A number of natural enemies attack aphids. The most important predators are lady beetles, syrphid fly larvae, green lacewings and the predatory bug Deraeocoris brevis (see Predators and Parasitoids). Biological control may be disrupted by pesticide applications or weakened by poor synchrony between the development of aphid populations and their predators during June. Two species of parasitic wasps, Lysiphlebus testaceipes (Cresson) and Praon sp., attack apple aphid primarily early in the season, but neither species completes its development on apple aphid, so their potential usefulness in an IPM program may be limited. There appears to be a strong relationship between the availability and effectiveness of the parasites and the presence of other aphid hosts outside the orchard.

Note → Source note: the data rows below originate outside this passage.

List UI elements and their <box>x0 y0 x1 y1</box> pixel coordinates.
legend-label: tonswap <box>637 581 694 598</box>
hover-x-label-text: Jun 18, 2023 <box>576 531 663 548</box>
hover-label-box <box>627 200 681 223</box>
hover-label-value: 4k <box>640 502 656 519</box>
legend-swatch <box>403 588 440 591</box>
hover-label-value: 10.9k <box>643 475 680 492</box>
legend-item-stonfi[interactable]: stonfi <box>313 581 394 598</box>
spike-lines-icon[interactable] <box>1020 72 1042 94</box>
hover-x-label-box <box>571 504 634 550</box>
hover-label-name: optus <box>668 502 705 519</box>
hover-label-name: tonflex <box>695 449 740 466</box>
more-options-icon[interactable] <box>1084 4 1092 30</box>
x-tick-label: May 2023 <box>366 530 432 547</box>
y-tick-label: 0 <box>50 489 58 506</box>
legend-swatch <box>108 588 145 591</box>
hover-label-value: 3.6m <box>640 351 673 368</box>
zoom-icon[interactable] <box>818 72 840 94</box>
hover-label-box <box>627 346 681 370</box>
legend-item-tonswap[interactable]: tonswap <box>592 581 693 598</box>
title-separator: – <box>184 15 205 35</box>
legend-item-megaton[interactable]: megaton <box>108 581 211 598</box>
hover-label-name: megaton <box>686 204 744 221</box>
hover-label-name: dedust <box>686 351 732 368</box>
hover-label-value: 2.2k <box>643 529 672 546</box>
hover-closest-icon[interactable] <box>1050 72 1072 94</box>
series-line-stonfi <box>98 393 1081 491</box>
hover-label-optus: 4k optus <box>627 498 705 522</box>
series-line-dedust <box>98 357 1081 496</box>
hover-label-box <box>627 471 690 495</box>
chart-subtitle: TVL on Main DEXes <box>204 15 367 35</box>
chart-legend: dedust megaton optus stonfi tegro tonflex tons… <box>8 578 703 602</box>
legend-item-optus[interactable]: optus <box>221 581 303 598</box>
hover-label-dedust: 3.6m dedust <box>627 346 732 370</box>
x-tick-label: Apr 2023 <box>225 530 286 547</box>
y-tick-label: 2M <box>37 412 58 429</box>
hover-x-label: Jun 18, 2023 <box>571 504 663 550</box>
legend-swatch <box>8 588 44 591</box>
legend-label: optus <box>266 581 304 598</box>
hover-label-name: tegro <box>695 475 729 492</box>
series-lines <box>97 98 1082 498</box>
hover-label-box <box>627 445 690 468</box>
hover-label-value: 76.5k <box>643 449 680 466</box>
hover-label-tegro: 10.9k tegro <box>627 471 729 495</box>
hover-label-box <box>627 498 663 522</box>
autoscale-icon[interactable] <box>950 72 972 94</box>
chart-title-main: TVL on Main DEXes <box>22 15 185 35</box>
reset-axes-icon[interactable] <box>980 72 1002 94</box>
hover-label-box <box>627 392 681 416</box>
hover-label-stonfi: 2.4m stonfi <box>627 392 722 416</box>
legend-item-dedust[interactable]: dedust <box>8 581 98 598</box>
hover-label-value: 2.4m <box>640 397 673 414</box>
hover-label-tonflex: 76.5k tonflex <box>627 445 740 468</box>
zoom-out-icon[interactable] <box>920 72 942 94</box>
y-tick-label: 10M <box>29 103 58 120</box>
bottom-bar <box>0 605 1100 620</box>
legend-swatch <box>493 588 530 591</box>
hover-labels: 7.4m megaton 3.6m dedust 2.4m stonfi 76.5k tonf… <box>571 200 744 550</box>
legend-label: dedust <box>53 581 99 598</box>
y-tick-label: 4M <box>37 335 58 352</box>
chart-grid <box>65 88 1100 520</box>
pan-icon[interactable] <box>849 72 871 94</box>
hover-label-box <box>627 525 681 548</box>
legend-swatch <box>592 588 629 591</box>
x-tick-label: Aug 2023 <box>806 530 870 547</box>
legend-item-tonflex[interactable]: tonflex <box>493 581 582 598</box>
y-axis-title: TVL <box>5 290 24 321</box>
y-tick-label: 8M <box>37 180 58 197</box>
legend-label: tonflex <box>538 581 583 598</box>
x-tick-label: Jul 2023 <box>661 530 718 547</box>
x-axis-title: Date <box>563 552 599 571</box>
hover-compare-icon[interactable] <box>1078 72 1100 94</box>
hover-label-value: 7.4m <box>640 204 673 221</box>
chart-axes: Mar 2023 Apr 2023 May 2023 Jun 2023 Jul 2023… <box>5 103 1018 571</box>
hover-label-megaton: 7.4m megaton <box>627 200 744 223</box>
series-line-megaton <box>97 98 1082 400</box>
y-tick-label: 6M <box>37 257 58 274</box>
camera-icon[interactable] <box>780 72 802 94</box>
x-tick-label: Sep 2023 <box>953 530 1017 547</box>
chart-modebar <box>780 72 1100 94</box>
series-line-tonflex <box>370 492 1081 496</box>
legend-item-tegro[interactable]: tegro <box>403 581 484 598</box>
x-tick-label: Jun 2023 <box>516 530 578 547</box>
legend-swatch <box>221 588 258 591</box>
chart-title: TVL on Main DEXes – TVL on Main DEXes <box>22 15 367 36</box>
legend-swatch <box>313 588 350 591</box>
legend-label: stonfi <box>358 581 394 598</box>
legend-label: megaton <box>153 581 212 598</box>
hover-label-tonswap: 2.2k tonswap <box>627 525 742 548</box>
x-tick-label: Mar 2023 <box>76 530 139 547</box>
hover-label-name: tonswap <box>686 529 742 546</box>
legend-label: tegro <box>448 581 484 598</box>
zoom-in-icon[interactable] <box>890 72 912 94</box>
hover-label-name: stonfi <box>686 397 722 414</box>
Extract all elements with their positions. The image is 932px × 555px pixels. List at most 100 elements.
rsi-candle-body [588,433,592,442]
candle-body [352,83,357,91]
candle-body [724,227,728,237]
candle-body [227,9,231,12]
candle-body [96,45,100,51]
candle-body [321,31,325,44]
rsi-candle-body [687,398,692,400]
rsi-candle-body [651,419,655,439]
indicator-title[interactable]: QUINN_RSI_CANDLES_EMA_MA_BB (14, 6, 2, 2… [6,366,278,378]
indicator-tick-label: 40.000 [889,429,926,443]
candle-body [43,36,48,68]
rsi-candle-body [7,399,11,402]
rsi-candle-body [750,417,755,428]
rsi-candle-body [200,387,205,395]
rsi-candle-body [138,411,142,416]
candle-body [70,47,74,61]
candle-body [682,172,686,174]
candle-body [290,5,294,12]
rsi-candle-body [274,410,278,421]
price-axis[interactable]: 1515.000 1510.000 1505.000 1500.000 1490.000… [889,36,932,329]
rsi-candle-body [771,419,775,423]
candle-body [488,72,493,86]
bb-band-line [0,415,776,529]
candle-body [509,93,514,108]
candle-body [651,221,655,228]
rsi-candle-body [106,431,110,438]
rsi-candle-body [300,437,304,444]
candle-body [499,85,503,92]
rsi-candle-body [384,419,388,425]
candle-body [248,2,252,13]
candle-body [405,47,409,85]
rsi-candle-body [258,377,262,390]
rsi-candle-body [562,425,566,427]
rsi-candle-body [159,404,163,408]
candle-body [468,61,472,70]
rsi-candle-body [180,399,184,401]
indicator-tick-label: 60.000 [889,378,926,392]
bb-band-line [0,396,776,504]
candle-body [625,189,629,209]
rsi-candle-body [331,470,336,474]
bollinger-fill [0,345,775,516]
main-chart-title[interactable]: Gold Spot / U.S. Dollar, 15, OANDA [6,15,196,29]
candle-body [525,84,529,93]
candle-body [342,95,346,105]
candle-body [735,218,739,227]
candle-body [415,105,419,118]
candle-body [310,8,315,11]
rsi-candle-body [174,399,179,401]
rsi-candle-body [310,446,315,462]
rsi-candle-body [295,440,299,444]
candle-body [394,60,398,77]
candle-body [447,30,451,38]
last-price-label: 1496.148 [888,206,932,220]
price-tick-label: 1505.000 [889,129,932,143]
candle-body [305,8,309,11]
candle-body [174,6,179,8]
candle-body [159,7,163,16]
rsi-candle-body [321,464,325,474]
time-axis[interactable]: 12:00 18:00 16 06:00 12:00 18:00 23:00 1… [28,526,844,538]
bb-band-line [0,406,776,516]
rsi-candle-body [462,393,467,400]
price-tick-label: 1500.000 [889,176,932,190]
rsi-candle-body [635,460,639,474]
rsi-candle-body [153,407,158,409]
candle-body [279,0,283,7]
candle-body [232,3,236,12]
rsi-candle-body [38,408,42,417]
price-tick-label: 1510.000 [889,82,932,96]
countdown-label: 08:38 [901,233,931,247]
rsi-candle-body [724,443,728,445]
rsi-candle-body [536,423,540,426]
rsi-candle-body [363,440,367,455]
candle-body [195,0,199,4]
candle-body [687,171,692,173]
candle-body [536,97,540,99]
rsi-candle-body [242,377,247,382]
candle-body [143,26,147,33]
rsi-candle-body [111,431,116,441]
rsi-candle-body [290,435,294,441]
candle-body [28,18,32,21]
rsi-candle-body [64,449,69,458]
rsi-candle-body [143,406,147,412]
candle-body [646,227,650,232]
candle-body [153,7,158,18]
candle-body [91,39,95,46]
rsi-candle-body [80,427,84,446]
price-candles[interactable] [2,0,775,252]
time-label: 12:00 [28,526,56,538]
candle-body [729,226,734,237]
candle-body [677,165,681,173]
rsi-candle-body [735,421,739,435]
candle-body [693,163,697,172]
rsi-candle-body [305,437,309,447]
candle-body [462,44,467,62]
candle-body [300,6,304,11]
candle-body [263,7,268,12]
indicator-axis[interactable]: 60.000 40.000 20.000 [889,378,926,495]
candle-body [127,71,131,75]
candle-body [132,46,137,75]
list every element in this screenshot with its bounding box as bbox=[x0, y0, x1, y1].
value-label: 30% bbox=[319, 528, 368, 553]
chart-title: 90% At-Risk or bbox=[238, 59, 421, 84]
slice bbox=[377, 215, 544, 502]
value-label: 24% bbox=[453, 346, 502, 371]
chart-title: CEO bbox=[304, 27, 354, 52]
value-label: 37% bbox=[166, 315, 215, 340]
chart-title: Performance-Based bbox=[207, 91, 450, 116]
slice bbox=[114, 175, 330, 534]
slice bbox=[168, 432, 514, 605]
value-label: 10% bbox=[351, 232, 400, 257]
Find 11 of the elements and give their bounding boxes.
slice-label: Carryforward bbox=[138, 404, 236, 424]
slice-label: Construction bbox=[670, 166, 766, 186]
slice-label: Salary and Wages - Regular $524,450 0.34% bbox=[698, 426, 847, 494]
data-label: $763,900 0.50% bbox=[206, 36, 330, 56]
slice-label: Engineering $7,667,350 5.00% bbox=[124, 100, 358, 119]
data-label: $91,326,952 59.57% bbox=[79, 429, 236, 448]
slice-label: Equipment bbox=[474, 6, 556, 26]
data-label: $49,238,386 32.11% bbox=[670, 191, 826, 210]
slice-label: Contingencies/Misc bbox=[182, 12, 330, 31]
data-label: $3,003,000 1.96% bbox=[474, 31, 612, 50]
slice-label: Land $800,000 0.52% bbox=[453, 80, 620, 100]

More research is required to understand this relationship. Success of the parasites and predators may depend more on seasonal factors, shoot growth patterns and cultural practices that slow aphid population growth rates without limiting the natural enemies. Environmental factors and cultural practices that encourage shoot growth will also create the potential for more severe apple aphid problems.

Monitoring

Apple aphid colony (E. Beers)
Apple aphid colony (E. Beers)

Begin monitoring for apple aphids and spirea aphids in late May to early June when shoot leaves are rapidly expanding. Most sampling schemes recommend sampling growing shoots and/or shoot leaves and are aimed at estimating when aphid infestations will reach a density that will result in honeydew-related fruit russet.

However, many factors can influence the amount of potential damage, including tree structure, tree age, time of year, tree nutritional status and variety. Past recommendations were to sample and treat when 50% of the terminals were infested. This has resulted in overtreatment, and the treatment threshold has since been raised to 75% of the terminals infested.

Recent research in both Washington and Pennsylvania suggests that the number of infested leaves per shoot is a better indicator of potential damage than just percentage infested shoots. In Washington 4 to 5 infested leaves per infested shoot signals a problem, which means that a population resulting in 2 to 3 infested leaves per randomly chosen shoot should be treated.

Pennsylvania research suggests an average of 1 to 3 infested leaves per randomly selected shoot would exceed the treatment threshold. Based on the Pennsylvania research, sampling 20 shoots from each of 5 trees, 10 shoots from each of 7 trees, 5 shoots from each of 10 trees, or 2 shoots from each of 20 trees would all give accurate estimates of aphid densities. The location of the infestation is critical. For example, thresholds would be lower if the infestations are on spur shoots rather than on terminal shoots. Young, non-bearing trees should probably be treated at lower infestation levels to insure proper growth.

Management

Delayed-dormant sprays targeting several insect and mite pests are still the first step in controlling apple aphid populations. Summer control of aphid populations that exceed the treatment threshold is still most quickly achieved by insecticides. However, there is currently only a single class of pesticides generally used for aphid control (the neonicotinyls), and this is likely to lead to insecticide resistance.

Non-insecticidal approaches to tree fruit IPM, such as mating disruption, may help reduce the need for insecticide-based management of apple aphid. Reduced reliance on insecticides for control of other pests will help create a favorable environment for natural enemies and improve the efficacy of biological controls. Growers should pay closer attention to nitrogen fertility and water management to reduce shoot growth and set terminal buds early in the growing season.